Have you found your seed word yet? I’ve been reading the very good Scarlett Thomas book, Monkeys with Typewriters: How to write fiction and unlock the secret power of stories (phew, that’s a gob-ful), in which she suggests you need three things before you embark on your novel: (1) a (main) narrative question; (2) a thematic question; (3) a seed word.
(from ‘Monkeys with Typewriters’, by Scarlett Thomas)
So what, then, is a seed word and why do you need one? The seed word, as Thomas describes it, should contain ‘the main essence of your thematic concern’, whilst simultaneously, somehow, containing ‘everything in the novel’. She suggests you make a list: a list of all the separate things your novel seems to be “about”‘ and, ideally using a dictionary or thesaurus, you try to find a single word that links them (most likely an abstract noun).

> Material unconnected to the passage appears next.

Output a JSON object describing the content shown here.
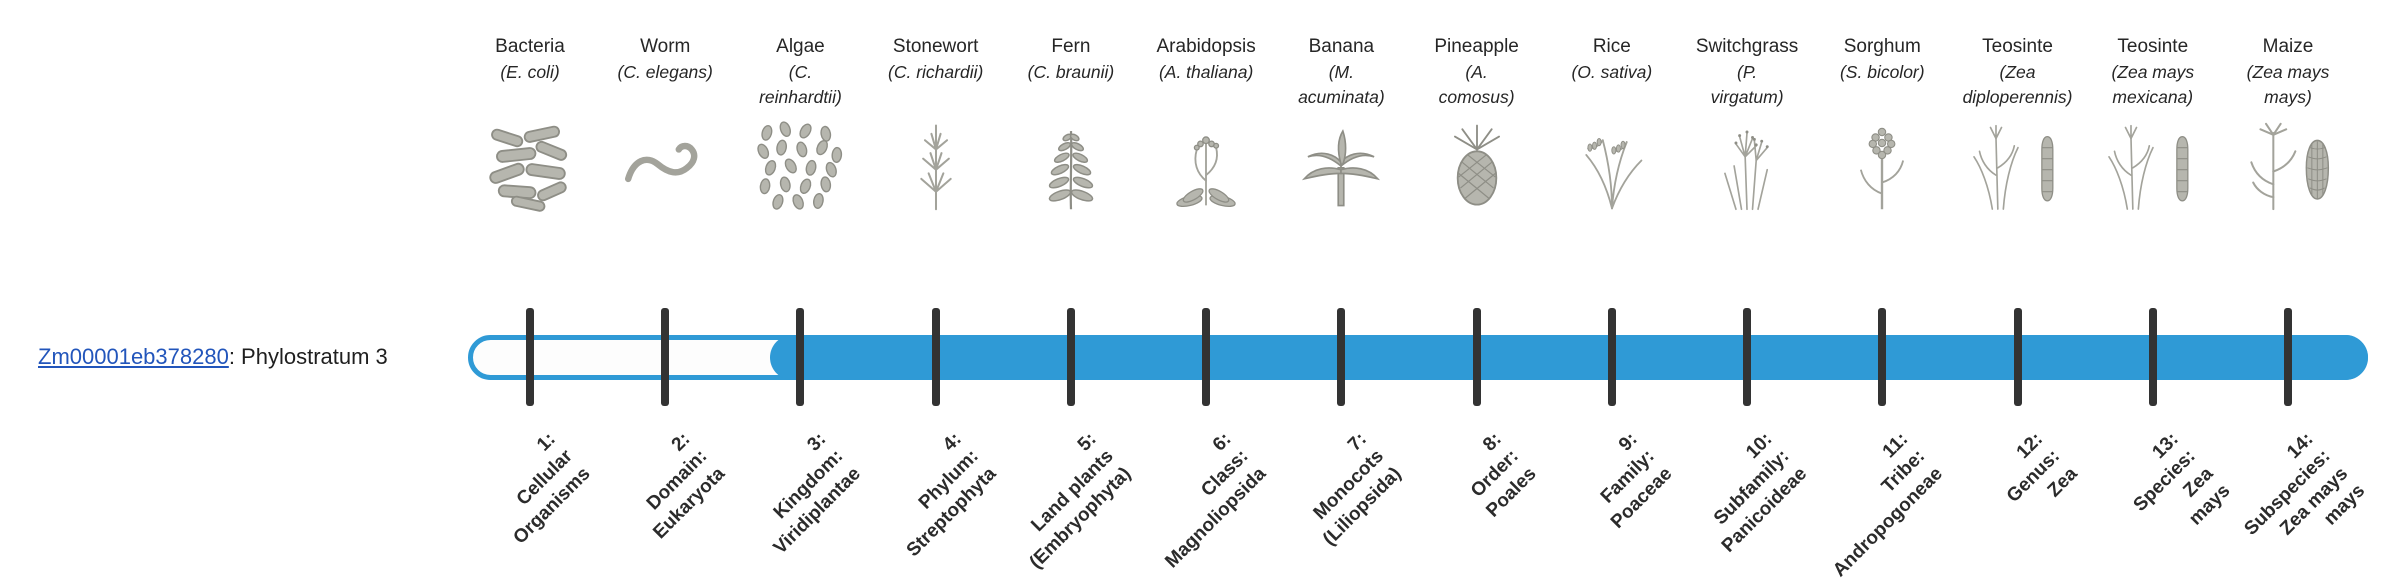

Words have lots of meanings, Thomas says, that you may not – consciously – be aware of. The odds are remote that Jane Austen sat down, consciously, to concoct a seed word, but Thomas suggests (very plausibly, I think) that you might say the seed word of her novel Emma is ‘respectability’, containing, as it does, ‘both the idea that someone is […] worthy of respect […] and the idea of respectability as being inherently to do with a polite society.’

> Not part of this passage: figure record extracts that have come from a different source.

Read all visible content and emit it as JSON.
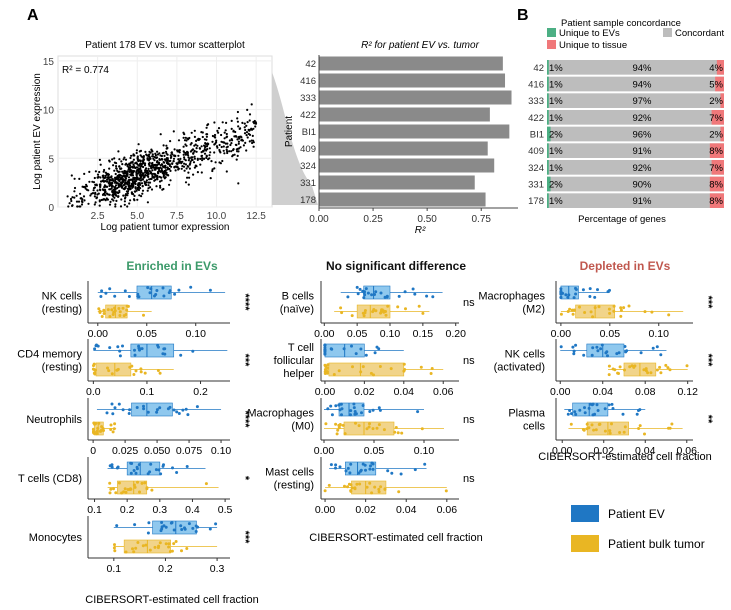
{
  "panel_labels": {
    "a": "A",
    "b": "B"
  },
  "colors": {
    "ev": "#1f77c4",
    "ev_fill": "#8fc8ee",
    "tumor": "#e9b623",
    "tumor_fill": "#f1d48a",
    "bar": "#8a8a8a",
    "unique_ev": "#4caf84",
    "concordant": "#bdbdbd",
    "unique_tissue": "#f0787a",
    "enriched": "#3c9a6a",
    "depleted": "#c0584f"
  },
  "chart_data": [
    {
      "id": "scatter",
      "type": "scatter",
      "title": "Patient 178 EV vs. tumor scatterplot",
      "annotation": "R² = 0.774",
      "xlabel": "Log patient tumor expression",
      "ylabel": "Log patient EV expression",
      "xlim": [
        0,
        13.5
      ],
      "ylim": [
        0,
        15.5
      ],
      "x_ticks": [
        "2.5",
        "5.0",
        "7.5",
        "10.0",
        "12.5"
      ],
      "x_tick_values": [
        2.5,
        5.0,
        7.5,
        10.0,
        12.5
      ],
      "y_ticks": [
        "0",
        "5",
        "10",
        "15"
      ],
      "y_tick_values": [
        0,
        5,
        10,
        15
      ],
      "trend": {
        "slope": 0.6,
        "intercept": 0.3,
        "spread": 1.1,
        "n_points": 1100,
        "x_range": [
          0.6,
          12.5
        ]
      }
    },
    {
      "id": "rbar",
      "type": "bar",
      "orientation": "horizontal",
      "title": "R² for patient EV vs. tumor",
      "xlabel": "R²",
      "ylabel": "Patient",
      "categories": [
        "42",
        "416",
        "333",
        "422",
        "BI1",
        "409",
        "324",
        "331",
        "178"
      ],
      "values": [
        0.85,
        0.86,
        0.89,
        0.79,
        0.88,
        0.78,
        0.81,
        0.72,
        0.77
      ],
      "xlim": [
        0,
        0.92
      ],
      "x_ticks": [
        "0.00",
        "0.25",
        "0.50",
        "0.75"
      ],
      "x_tick_values": [
        0,
        0.25,
        0.5,
        0.75
      ]
    },
    {
      "id": "concordance",
      "type": "bar",
      "stacked": true,
      "title": "Patient sample concordance",
      "xlabel": "Percentage of genes",
      "legend": [
        "Unique to EVs",
        "Concordant",
        "Unique to tissue"
      ],
      "categories": [
        "42",
        "416",
        "333",
        "422",
        "BI1",
        "409",
        "324",
        "331",
        "178"
      ],
      "unique_ev": [
        1,
        1,
        1,
        1,
        2,
        1,
        1,
        2,
        1
      ],
      "concordant": [
        94,
        94,
        97,
        92,
        96,
        91,
        92,
        90,
        91
      ],
      "unique_tissue": [
        4,
        5,
        2,
        7,
        2,
        8,
        7,
        8,
        8
      ],
      "unique_ev_labels": [
        "1%",
        "1%",
        "1%",
        "1%",
        "2%",
        "1%",
        "1%",
        "2%",
        "1%"
      ],
      "concordant_labels": [
        "94%",
        "94%",
        "97%",
        "92%",
        "96%",
        "91%",
        "92%",
        "90%",
        "91%"
      ],
      "unique_tissue_labels": [
        "4%",
        "5%",
        "2%",
        "7%",
        "2%",
        "8%",
        "7%",
        "8%",
        "8%"
      ]
    },
    {
      "id": "boxplots",
      "type": "box",
      "legend": [
        "Patient EV",
        "Patient bulk tumor"
      ],
      "xlabel": "CIBERSORT-estimated cell fraction",
      "groups": [
        {
          "title": "Enriched in EVs",
          "title_color": "enriched",
          "show_xlabel": true,
          "plots": [
            {
              "label": [
                "NK cells",
                "(resting)"
              ],
              "sig": "****",
              "xlim": [
                -0.01,
                0.135
              ],
              "ticks": [
                "0.00",
                "0.05",
                "0.10"
              ],
              "tick_values": [
                0,
                0.05,
                0.1
              ],
              "ev": [
                0.0,
                0.04,
                0.055,
                0.075,
                0.13
              ],
              "tumor": [
                0.0,
                0.008,
                0.018,
                0.03,
                0.055
              ]
            },
            {
              "label": [
                "CD4 memory",
                "(resting)"
              ],
              "sig": "***",
              "xlim": [
                -0.01,
                0.255
              ],
              "ticks": [
                "0.0",
                "0.1",
                "0.2"
              ],
              "tick_values": [
                0,
                0.1,
                0.2
              ],
              "ev": [
                0.0,
                0.07,
                0.1,
                0.15,
                0.25
              ],
              "tumor": [
                0.0,
                0.005,
                0.04,
                0.07,
                0.15
              ]
            },
            {
              "label": [
                "Neutrophils"
              ],
              "sig": "****",
              "xlim": [
                -0.004,
                0.107
              ],
              "ticks": [
                "0",
                "0.025",
                "0.050",
                "0.075",
                "0.10"
              ],
              "tick_values": [
                0,
                0.025,
                0.05,
                0.075,
                0.1
              ],
              "ev": [
                0.003,
                0.03,
                0.042,
                0.062,
                0.1
              ],
              "tumor": [
                0.0,
                0.001,
                0.004,
                0.008,
                0.018
              ]
            },
            {
              "label": [
                "T cells (CD8)"
              ],
              "sig": "*",
              "xlim": [
                0.08,
                0.515
              ],
              "ticks": [
                "0.1",
                "0.2",
                "0.3",
                "0.4",
                "0.5"
              ],
              "tick_values": [
                0.1,
                0.2,
                0.3,
                0.4,
                0.5
              ],
              "ev": [
                0.14,
                0.2,
                0.24,
                0.3,
                0.44
              ],
              "tumor": [
                0.14,
                0.17,
                0.22,
                0.26,
                0.48
              ]
            },
            {
              "label": [
                "Monocytes"
              ],
              "sig": "***",
              "xlim": [
                0.05,
                0.325
              ],
              "ticks": [
                "0.1",
                "0.2",
                "0.3"
              ],
              "tick_values": [
                0.1,
                0.2,
                0.3
              ],
              "ev": [
                0.1,
                0.175,
                0.22,
                0.26,
                0.3
              ],
              "tumor": [
                0.1,
                0.12,
                0.165,
                0.21,
                0.3
              ]
            }
          ]
        },
        {
          "title": "No significant difference",
          "title_color": "",
          "show_xlabel": true,
          "plots": [
            {
              "label": [
                "B cells",
                "(naïve)"
              ],
              "sig": "ns",
              "xlim": [
                -0.005,
                0.205
              ],
              "ticks": [
                "0.00",
                "0.05",
                "0.10",
                "0.15",
                "0.20"
              ],
              "tick_values": [
                0,
                0.05,
                0.1,
                0.15,
                0.2
              ],
              "ev": [
                0.025,
                0.06,
                0.075,
                0.1,
                0.18
              ],
              "tumor": [
                0.015,
                0.05,
                0.07,
                0.1,
                0.16
              ]
            },
            {
              "label": [
                "T cell",
                "follicular",
                "helper"
              ],
              "sig": "ns",
              "xlim": [
                -0.002,
                0.068
              ],
              "ticks": [
                "0.00",
                "0.02",
                "0.04",
                "0.06"
              ],
              "tick_values": [
                0,
                0.02,
                0.04,
                0.06
              ],
              "ev": [
                0.0,
                0.0,
                0.01,
                0.02,
                0.04
              ],
              "tumor": [
                0.0,
                0.002,
                0.018,
                0.04,
                0.06
              ]
            },
            {
              "label": [
                "Macrophages",
                "(M0)"
              ],
              "sig": "ns",
              "xlim": [
                -0.003,
                0.135
              ],
              "ticks": [
                "0.00",
                "0.05",
                "0.10"
              ],
              "tick_values": [
                0,
                0.05,
                0.1
              ],
              "ev": [
                0.0,
                0.015,
                0.025,
                0.04,
                0.1
              ],
              "tumor": [
                0.0,
                0.02,
                0.04,
                0.07,
                0.12
              ]
            },
            {
              "label": [
                "Mast cells",
                "(resting)"
              ],
              "sig": "ns",
              "xlim": [
                -0.002,
                0.066
              ],
              "ticks": [
                "0.00",
                "0.02",
                "0.04",
                "0.06"
              ],
              "tick_values": [
                0,
                0.02,
                0.04,
                0.06
              ],
              "ev": [
                0.002,
                0.01,
                0.016,
                0.025,
                0.05
              ],
              "tumor": [
                0.0,
                0.013,
                0.02,
                0.03,
                0.06
              ]
            }
          ]
        },
        {
          "title": "Depleted in EVs",
          "title_color": "depleted",
          "show_xlabel": true,
          "plots": [
            {
              "label": [
                "Macrophages",
                "(M2)"
              ],
              "sig": "***",
              "xlim": [
                -0.005,
                0.135
              ],
              "ticks": [
                "0.00",
                "0.05",
                "0.10"
              ],
              "tick_values": [
                0,
                0.05,
                0.1
              ],
              "ev": [
                0.0,
                0.0,
                0.008,
                0.018,
                0.05
              ],
              "tumor": [
                0.0,
                0.015,
                0.035,
                0.055,
                0.125
              ]
            },
            {
              "label": [
                "NK cells",
                "(activated)"
              ],
              "sig": "***",
              "xlim": [
                -0.004,
                0.125
              ],
              "ticks": [
                "0.00",
                "0.04",
                "0.08",
                "0.12"
              ],
              "tick_values": [
                0,
                0.04,
                0.08,
                0.12
              ],
              "ev": [
                0.0,
                0.025,
                0.04,
                0.06,
                0.1
              ],
              "tumor": [
                0.045,
                0.06,
                0.075,
                0.09,
                0.12
              ]
            },
            {
              "label": [
                "Plasma",
                "cells"
              ],
              "sig": "**",
              "xlim": [
                -0.003,
                0.063
              ],
              "ticks": [
                "0.00",
                "0.02",
                "0.04",
                "0.06"
              ],
              "tick_values": [
                0,
                0.02,
                0.04,
                0.06
              ],
              "ev": [
                0.001,
                0.005,
                0.013,
                0.022,
                0.04
              ],
              "tumor": [
                0.003,
                0.012,
                0.022,
                0.032,
                0.058
              ]
            }
          ]
        }
      ]
    }
  ]
}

She makes a promise, too: ‘when you find the correct seed word for your project it will make the hairs on the back of your neck stand up. While constructing a thematic question gives you focus and purpose, finding the correct seed word is quite magical.’
Well, the hairs on my neck must be lazy, I’m afraid, because did they stand up? No, they didn’t. But, still, I have found my seed word (somewhat late in the writing process… better late than never, eh?), and that word is ‘autonomy’. And in spite of the bone-idle hairs on my neck it was – and is – an exciting thing, because seeing how clearly and cleanly this single words fits all the disparate strands of the book, like a stick of seaside rock with the word autonomy right through the middle, I feel I must be doing something right (at last): in my humble experience, when the pieces all lock into place, with no wiggling or fiddling, it’s usually (fingers crossed…) because what you’ve concocted has some sort of truth in it.
In the midst of NaNo (especially for all you pantsers out there) finding your seed word might well seem a waste of precious writing time. But the brain has a strange way of solving creative tasks when you’re least expecting it: don’t exchange precious writing time for the pondering of your seed word, but do let your mind have peace and quiet, occasionally (put down your phone, switch the radio off); take a walk, or a bath, do the hoovering, pick up your knitting… You never know when your seed word will come visiting.